An investigation involving enzyme-based sandwich immunoassays was done with respect to buffers, microbeads, and small volume immunoassay development. Mouse IgG was the analyte used for these studies. Alkaline phosphatase was incorporated as the enzyme label to convert p-aminophenyl phosphate (PAPP) to p-aminophenol (PAP) which could be detected electrochemically. Flow injection analysis with electrochemical detection was used to determine the amount of PAP produced. The current measured was proportional to the amount of analyte present in the immunoassay. A potential of 320 mV vs. Ag/AgCl was applied to a glassy carbon electrode for amperometric detection.; A buffer system (Tris, pH 9) had previously been established for the combination of alkaline phosphatase, PAPP, and PAP. This buffer is a compromise between optimal enzyme activity and PAP stability. A new buffer, one that includes glycine has been investigated with respect to enzyme activity, PAP stability, and effects on overall assay performance. Alkaline phosphatase activity was slightly lower in this new buffer system with kcat/K m values of 1.3 x 1010 M-1min -1 in Tris and 3.0 x 109 M-1 min-1 in Tris-gly.
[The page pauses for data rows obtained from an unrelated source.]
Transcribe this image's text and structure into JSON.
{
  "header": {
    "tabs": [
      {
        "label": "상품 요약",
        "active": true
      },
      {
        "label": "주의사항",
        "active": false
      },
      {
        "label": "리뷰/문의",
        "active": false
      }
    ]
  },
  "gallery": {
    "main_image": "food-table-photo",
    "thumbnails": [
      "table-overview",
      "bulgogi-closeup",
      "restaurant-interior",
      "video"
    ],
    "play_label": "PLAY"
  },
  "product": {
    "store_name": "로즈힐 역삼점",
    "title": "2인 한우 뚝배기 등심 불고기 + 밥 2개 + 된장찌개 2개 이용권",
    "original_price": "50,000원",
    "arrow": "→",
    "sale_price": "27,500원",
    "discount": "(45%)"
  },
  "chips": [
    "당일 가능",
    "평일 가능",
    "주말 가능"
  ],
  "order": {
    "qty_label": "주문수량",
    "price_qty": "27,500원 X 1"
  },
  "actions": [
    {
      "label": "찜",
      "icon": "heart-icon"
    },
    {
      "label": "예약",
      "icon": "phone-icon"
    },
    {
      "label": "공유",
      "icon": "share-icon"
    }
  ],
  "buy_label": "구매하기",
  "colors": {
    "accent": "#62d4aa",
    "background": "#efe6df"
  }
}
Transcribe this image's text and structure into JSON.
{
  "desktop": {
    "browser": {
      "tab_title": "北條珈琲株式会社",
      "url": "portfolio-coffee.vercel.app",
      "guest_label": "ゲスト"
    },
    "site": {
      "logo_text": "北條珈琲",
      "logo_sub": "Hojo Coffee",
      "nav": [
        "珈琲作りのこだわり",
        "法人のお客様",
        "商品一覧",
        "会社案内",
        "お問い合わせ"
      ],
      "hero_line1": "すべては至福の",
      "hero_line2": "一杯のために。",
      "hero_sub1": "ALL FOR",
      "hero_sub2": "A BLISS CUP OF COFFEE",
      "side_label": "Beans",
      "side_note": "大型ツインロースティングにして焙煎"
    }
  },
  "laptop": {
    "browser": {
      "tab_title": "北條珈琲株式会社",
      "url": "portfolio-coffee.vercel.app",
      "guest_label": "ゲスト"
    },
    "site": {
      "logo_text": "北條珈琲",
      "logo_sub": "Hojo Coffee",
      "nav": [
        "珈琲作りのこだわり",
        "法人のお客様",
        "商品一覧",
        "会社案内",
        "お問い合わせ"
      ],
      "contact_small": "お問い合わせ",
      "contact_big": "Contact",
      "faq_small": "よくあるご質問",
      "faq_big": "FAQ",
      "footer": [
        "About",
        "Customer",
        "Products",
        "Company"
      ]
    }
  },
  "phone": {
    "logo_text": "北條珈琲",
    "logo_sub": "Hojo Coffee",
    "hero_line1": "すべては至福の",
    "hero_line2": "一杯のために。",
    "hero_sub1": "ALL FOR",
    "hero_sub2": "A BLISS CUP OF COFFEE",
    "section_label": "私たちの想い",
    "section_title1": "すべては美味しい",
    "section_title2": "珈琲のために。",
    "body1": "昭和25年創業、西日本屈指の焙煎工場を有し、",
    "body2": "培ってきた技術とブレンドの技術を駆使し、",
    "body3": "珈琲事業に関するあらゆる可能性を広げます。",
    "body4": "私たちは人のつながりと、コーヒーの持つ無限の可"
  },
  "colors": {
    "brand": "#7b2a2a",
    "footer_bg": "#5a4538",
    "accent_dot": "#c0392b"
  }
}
But, immunoassay results for mouse IgG in Tris-glycine buffer, showed that a 10 min increase in substrate incubation time with the enzyme lowered the detection limit due to a reduction in the background signal.; Small volume immunoassays are becoming increasingly necessary as sample sizes shrink. As volumes have become smaller and larger surface areas have been incorporated (due to decreased diffusional pathlengths), unusual enzyme kinetics have been observed. Using a 22 mul derivatized, fused silica capillary for the reaction vessel an attempt was made at understanding the kinetics by determining their source.; Finally, a mouse IgG preliminary immunoassay that used magnetic microbeads as the solid support has been developed. The assay used biotinylated primary antibody for attachment onto the streptavidin-coated microbeads. In addition to the actual immunoassay development, initial studies were started to reduce non-specific adsorption signals associated with the bead assays. Detection limits are currently 1 ng/ml using 106 microbeads.